Страница 57 из 75
Минерва обняла его за талию.
— Вы, наверное, сильно испугались в тот момент.
— Да. Я не знал, что происходит. Вокруг было темно, а наш экипаж куда-то падал. Меня сбросило с сиденья. Я понял, что карета перевернулась, а я внутри нее приземлился на дверь, поранив голову о задвижку.

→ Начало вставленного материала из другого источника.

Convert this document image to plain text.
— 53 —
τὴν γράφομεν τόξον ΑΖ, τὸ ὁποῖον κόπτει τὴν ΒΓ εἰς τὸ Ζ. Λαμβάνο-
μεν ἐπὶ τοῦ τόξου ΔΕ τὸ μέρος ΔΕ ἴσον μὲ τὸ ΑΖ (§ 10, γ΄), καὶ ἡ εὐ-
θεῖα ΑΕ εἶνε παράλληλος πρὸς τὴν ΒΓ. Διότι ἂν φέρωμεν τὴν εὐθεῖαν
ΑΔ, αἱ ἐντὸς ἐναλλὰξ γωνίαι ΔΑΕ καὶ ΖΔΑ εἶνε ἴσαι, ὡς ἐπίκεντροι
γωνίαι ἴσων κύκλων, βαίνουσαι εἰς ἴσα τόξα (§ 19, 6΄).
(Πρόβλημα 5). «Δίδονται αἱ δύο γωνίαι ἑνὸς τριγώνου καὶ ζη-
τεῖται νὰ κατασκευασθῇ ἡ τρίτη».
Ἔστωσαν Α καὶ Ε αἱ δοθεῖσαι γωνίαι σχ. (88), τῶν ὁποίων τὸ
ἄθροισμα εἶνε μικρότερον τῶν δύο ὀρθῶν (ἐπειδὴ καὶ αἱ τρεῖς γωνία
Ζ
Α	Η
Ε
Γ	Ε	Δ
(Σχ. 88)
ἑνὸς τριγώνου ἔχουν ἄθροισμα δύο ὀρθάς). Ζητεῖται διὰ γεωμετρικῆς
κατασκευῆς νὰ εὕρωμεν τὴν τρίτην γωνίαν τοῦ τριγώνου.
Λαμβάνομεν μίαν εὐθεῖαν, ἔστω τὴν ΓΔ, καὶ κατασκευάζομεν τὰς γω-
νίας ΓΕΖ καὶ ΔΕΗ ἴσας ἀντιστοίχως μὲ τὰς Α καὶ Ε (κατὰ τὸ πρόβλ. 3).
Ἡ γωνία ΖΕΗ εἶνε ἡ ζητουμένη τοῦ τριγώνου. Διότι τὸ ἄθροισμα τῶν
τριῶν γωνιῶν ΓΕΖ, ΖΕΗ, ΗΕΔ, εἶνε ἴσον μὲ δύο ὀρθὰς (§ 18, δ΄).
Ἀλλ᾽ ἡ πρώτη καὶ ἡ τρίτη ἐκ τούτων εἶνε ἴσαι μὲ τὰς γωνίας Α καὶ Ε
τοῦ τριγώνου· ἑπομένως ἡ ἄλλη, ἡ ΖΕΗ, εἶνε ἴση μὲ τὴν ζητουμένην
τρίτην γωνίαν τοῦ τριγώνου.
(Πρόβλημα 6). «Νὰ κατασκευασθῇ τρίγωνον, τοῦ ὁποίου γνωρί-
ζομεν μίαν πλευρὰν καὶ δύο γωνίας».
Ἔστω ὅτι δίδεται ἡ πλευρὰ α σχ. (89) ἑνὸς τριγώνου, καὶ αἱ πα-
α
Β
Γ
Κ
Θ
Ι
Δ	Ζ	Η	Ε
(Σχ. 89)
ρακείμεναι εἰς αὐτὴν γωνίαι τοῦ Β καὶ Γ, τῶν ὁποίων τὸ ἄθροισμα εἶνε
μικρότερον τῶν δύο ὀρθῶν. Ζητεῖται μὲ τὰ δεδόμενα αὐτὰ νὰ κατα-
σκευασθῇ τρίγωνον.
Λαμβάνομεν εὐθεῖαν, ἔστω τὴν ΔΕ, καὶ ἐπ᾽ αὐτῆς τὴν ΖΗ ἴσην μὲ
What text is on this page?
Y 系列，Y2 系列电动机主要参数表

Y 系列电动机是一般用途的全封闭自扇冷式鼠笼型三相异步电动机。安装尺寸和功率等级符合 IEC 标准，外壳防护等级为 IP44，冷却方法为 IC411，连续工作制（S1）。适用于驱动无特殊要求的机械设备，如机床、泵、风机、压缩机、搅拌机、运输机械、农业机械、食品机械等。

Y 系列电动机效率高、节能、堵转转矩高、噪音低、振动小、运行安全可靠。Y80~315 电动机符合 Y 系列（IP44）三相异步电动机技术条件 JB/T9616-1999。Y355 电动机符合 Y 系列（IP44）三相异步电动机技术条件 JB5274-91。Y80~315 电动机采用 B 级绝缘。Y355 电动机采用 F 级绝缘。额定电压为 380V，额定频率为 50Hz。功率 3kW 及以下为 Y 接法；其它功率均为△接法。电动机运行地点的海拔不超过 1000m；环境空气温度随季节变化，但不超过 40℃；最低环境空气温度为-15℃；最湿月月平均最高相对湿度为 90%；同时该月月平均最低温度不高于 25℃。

— Вот тут, — Минерва коснулась пальцами шрама на его виске.
Колин кивнул.
— Кроме этого, кажется, других повреждений не было, но меня охватил ужас, потому что в карете было очень темно — словно кто-то завязал мне глаза, а еще пахло кровью… — В животе всё сжалось, и Пэйн замолчал, стараясь вернуть самообладание. — Запах был очень сильный, удушающий. Я позвал маму. Она ответила странным слабым голосом, что всё будет хорошо и главное, чтобы я ничего не боялся — скоро кто-нибудь придет и поможет нам. Она повторяла это снова и снова. Мне хотелось ей верить, но я знал, что она не может пошевелиться.
— А что кучер?
— Он был серьезно ранен — его отбросило с козел в сторону, но мы с мамой тогда не знали об этом. Мы лишь слышали, как хрипят и бьются в агонии лошади — это их ржание разбудило меня.
— А ваш отец?
— Погиб.
— Вы уже знали об этом?
— Нет, но мама знала. То, как они приземлились после опрокидывания кареты… — Он судорожно вздохнул. — Это не слишком приятная история, лапочка…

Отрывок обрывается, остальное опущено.